The main innovation is the inclusion of a number of alternative pseudo-random number generators, ‘in addition’ to the standard PRNG in NumPy. The included PRNGs are:

• MT19937 - The standard NumPy generator. Produces identical results to NumPy using the same seed/state. Adds a jump function that advances the generator as-if 2**128 draws have been made (jumped()). See NumPy’s documentation.

• DSFMT and SFMT - SSE2 enabled versions of the MT19937 generator. Theoretically the same, but with a different state and so it is not possible to produce a sequence identical to MT19937. DSFMT supports jump and so can be used in parallel applications. See the dSFMT authors’ page.

• Xorshiro256** and Xorshiro512** - The most recently introduced XOR, shift, and rotate generator. Supports jump and so can be used in parallel applications. See the documentation for jumped() for details. More information about these PRNGs is available at the xorshift, xoroshiro and xoshiro authors’ page.

• PCG64 - Fast generator that support many parallel streams and can be advanced by an arbitrary amount. See the documentation for advance(). PCG-64 has a period of $$2^{128}$$. See the PCG author’s page for more details about this class of PRNG. LCG128Mix extends the basic PCG-64 generator to allow user-defined multipliers and output functions.

• ThreeFry and Philox - counter-based generators capable of being advanced an arbitrary number of steps or generating independent streams. See the Random123 page for more details about this class of PRNG.

• Other cryptographic-based generators: AESCounter, SPECK128, ChaCha, and HC128.

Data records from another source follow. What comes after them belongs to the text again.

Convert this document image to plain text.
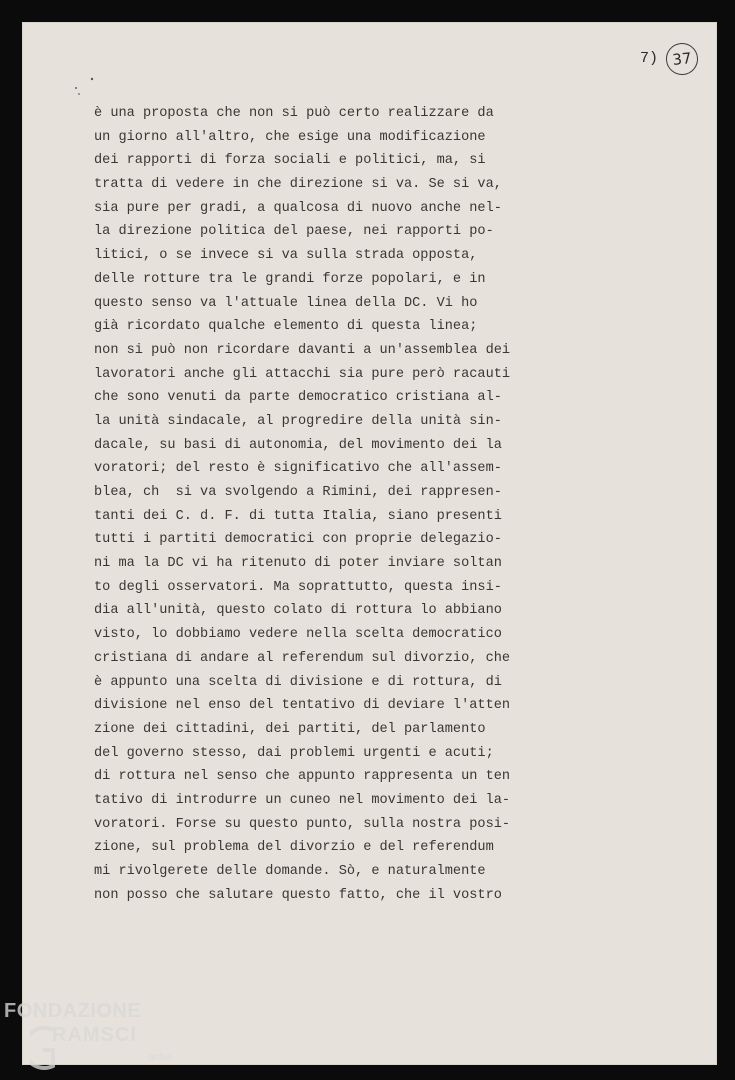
è una proposta che non si può certo realizzare da
un giorno all'altro, che esige una modificazione
dei rapporti di forza sociali e politici, ma, si
tratta di vedere in che direzione si va. Se si va,
sia pure per gradi, a qualcosa di nuovo anche nel-
la direzione politica del paese, nei rapporti po-
litici, o se invece si va sulla strada opposta,
delle rotture tra le grandi forze popolari, e in
questo senso va l'attuale linea della DC. Vi ho
già ricordato qualche elemento di questa linea;
non si può non ricordare davanti a un'assemblea dei
lavoratori anche gli attacchi sia pure però racauti
che sono venuti da parte democratico cristiana al-
la unità sindacale, al progredire della unità sin-
dacale, su basi di autonomia, del movimento dei la
voratori; del resto è significativo che all'assem-
blea, ch  si va svolgendo a Rimini, dei rappresen-
tanti dei C. d. F. di tutta Italia, siano presenti
tutti i partiti democratici con proprie delegazio-
ni ma la DC vi ha ritenuto di poter inviare soltan
to degli osservatori. Ma soprattutto, questa insi-
dia all'unità, questo colato di rottura lo abbiano
visto, lo dobbiamo vedere nella scelta democratico
cristiana di andare al referendum sul divorzio, che
è appunto una scelta di divisione e di rottura, di
divisione nel enso del tentativo di deviare l'atten
zione dei cittadini, dei partiti, del parlamento
del governo stesso, dai problemi urgenti e acuti;
di rottura nel senso che appunto rappresenta un ten
tativo di introdurre un cuneo nel movimento dei la-
voratori. Forse su questo punto, sulla nostra posi-
zione, sul problema del divorzio e del referendum
mi rivolgerete delle domande. Sò, e naturalmente
non posso che salutare questo fatto, che il vostro
7) 37
FONDAZIONE
RAMSCI
onlus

• XoroShiro128+/++ - Improved version of XorShift128+ with better performance and statistical quality. Like the XorShift generators, it can be jumped to produce multiple streams in parallel applications. See jumped() for details. More information about this PRNG is available at the xorshift, xoroshiro and xoshiro authors’ page.

• XorShift1024*φ - Fast generator based on the XSadd generator. Supports jump and so can be used in parallel applications. See the documentation for jumped() for details. More information about these PRNGs is available at the xorshift, xoroshiro and xoshiro authors’ page.